Ask HN: Advice for first time CTO - PericlesTheo
I will be joining a small seeded startup as a CTO in the next couple of weeks. What are some of the things you wished you knew &#x2F;did early on? Looking for advice mainly in culture (both tech and product) and hiring. Anything else of course is truly welcomed.
======
wrestlerman
Never been a CTO, but, don't be afraid to give some of your responsibilities
to other people. Not sure how else to describe it, what I mean is just don't
expect yourself to do everything, you have dev team for coding, etc.

Make sure your developers have everything they need to do their job: like
tools, specs, docs, designs, etc.

And don't be afraid to ask questions to your developers, there is no way you
will know the product 100%.

That's a message from a regular dev.

------
meh2frdf
Your a cto of a startup, don’t confuse this with cto of an enterprise, very
different level of maturity and experience.

Good luck :)

------
malux85
Your job is to maximise productivity of your team, this means you only hire
people you believe in.

I would review about 100 CV's before deciding on 10 interviews and 1 would get
hired. It takes an enormous amount of effort but it's worth it for the right
people.

Put your ego aside. Pretend you didn't know something so a junior can teach it
to you - they will feel good for several days and be mega productive. I
mentored a junior all the way through to becoming a senior, and then when he
started mentoring younger developers I told him about this, and that I knew
most of the things that he was teaching me, and he thought it hilariously
funny, but he told me that he used to feel amazing that he taught a senior
something. This kind of wisdom comes with experience and age, as your time
horizons broaden you start being able to appreciate the near and long term
simultaneously.

You also need good people skills, there's going to be technical arguments that
you will have to settle, and you will likely not be as expert in the
technologies as the participants, and if you're unable to resolve it
diplomatically and logically then you may have to pull rank. Stay calm and
explain your reasoning, most programmers will respect logical arguments. If
someone is very very passionate about a particular choice, then ask them if
they are willing to take full responsibility for it's implementation, as long
as it's not a critical bit of infra that you cant afford to gamble on. Use
good judgement. Maybe the topic can be answered after 2-3 days of
experimenting on each choice.

Delegate, delegate, delegate. Give people clear responsibility. Tell them
you're depending on them, and want them to step up.
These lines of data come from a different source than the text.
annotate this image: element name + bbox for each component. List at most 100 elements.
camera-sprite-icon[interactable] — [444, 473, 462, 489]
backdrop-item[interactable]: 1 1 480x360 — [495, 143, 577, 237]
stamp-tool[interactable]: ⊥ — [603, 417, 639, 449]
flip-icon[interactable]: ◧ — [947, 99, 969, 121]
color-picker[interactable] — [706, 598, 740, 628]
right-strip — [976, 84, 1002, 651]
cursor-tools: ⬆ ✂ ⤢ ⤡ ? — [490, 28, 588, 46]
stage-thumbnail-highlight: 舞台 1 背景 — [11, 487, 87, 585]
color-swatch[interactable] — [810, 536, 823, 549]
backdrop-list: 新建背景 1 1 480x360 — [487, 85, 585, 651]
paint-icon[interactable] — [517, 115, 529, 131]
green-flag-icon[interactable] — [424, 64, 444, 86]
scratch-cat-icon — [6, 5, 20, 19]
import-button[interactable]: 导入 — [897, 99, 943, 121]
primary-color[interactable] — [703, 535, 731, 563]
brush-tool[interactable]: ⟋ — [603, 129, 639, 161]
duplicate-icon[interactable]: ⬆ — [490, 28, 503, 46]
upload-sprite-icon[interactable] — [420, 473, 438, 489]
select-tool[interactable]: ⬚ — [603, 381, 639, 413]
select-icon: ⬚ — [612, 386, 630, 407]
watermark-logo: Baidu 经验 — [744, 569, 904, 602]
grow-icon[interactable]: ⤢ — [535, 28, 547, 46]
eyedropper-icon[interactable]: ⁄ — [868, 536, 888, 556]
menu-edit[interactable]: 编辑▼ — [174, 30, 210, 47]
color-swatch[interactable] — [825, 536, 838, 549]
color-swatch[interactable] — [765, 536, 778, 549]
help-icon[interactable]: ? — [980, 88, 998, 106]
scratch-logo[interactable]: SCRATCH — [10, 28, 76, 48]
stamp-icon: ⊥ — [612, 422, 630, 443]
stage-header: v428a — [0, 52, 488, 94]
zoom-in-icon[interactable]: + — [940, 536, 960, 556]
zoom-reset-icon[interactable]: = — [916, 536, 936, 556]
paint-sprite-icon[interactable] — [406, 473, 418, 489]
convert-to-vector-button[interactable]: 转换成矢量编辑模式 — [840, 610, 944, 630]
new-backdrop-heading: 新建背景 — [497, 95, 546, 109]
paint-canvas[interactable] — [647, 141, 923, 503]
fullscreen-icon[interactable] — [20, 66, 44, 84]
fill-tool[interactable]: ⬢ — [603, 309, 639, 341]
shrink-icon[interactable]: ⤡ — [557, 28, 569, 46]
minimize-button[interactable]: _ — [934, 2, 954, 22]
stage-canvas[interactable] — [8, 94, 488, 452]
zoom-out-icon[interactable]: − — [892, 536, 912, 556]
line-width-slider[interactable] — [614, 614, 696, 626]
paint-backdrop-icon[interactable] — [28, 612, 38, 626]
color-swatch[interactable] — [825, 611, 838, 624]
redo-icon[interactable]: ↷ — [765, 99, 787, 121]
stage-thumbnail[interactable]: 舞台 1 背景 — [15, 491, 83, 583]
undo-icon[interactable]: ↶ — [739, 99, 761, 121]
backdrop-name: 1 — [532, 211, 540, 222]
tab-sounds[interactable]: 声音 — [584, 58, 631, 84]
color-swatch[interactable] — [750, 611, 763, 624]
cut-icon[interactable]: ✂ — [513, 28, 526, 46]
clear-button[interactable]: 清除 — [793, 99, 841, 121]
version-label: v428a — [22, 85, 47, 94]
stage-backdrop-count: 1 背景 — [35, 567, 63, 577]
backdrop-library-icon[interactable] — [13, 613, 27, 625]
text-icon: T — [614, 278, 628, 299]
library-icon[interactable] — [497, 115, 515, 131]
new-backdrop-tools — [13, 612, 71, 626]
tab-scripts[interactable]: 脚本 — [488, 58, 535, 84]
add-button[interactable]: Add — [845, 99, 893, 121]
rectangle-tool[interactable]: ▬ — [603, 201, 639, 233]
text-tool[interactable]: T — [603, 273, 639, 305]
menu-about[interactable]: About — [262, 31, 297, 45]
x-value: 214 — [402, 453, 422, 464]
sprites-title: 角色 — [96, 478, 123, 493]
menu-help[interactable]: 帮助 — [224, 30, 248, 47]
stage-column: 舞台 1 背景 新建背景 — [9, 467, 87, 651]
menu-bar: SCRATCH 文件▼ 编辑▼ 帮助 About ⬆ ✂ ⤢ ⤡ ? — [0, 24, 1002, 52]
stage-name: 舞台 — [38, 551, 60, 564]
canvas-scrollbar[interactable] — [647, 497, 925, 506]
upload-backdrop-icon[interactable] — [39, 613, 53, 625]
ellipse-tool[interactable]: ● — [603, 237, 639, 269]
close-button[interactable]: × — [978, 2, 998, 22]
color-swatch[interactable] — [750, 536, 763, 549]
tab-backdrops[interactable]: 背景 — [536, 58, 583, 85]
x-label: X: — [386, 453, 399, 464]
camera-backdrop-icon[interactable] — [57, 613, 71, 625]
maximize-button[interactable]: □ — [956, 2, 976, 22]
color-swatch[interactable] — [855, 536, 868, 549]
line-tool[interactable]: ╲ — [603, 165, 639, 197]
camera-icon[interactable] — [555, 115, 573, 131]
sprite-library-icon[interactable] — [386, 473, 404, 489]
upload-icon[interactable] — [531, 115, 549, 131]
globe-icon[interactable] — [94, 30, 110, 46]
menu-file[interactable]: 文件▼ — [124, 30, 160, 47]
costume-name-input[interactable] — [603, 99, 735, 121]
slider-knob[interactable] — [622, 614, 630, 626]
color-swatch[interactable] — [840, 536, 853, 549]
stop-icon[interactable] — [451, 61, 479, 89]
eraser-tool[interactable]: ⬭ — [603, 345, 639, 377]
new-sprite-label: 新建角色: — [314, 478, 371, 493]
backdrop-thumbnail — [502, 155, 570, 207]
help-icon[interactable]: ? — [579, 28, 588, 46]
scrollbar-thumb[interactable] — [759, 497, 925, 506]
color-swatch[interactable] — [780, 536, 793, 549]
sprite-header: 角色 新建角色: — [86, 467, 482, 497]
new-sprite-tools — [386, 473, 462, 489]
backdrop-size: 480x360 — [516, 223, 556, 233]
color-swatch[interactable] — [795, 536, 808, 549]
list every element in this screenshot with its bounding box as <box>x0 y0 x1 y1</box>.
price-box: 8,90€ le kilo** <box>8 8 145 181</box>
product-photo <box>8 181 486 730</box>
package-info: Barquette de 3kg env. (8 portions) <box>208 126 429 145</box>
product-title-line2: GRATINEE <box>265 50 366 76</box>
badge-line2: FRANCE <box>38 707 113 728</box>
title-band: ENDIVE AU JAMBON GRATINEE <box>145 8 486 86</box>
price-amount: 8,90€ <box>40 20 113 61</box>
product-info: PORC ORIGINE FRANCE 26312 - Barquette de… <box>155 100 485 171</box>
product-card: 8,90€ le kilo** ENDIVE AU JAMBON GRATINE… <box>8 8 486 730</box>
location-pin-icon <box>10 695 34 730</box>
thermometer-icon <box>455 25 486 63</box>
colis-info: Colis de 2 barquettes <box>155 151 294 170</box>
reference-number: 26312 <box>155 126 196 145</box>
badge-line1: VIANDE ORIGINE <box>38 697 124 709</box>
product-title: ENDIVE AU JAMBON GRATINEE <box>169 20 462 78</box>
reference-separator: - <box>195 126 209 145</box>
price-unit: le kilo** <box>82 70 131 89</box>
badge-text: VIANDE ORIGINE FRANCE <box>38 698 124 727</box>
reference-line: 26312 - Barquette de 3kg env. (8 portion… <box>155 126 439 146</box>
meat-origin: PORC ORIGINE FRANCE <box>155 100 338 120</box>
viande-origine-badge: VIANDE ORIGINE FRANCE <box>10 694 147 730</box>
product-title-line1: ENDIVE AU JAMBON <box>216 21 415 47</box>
Talk to them about their future and goals. Give them the opportunity to work
towards some goal they want in their career, tell them you want to support
them. In return they will support you. The more you give the more you get (but
hire the right people)

Praise in public. Discipline in private.

Make work fun. I used to award "geek points" for innovative and creative
solutions, we didn't keep track rigorously but it was a fun dopamine burst for
the people who were clearly extending themselves.

Tease people gently, take away geek points for breaking the build server. Joke
and laugh about the time _you_ also broke the build server, or rebooted the
clients production machine, or something silly.

A small, well timed gift is a real spirit lifter. Dont do this too often.

Remember that a lot of programmers are introverts, and thus don't want to go
to the pub after work, they wanna go home where it's quiet. Respect peoples
private time and lives. If you wanna socialise then knock off 2 hours early on
a friday, chat for an hour, and then everyone goes home an hour early. Dont do
this too often.

That's all I can think of right now, good luck!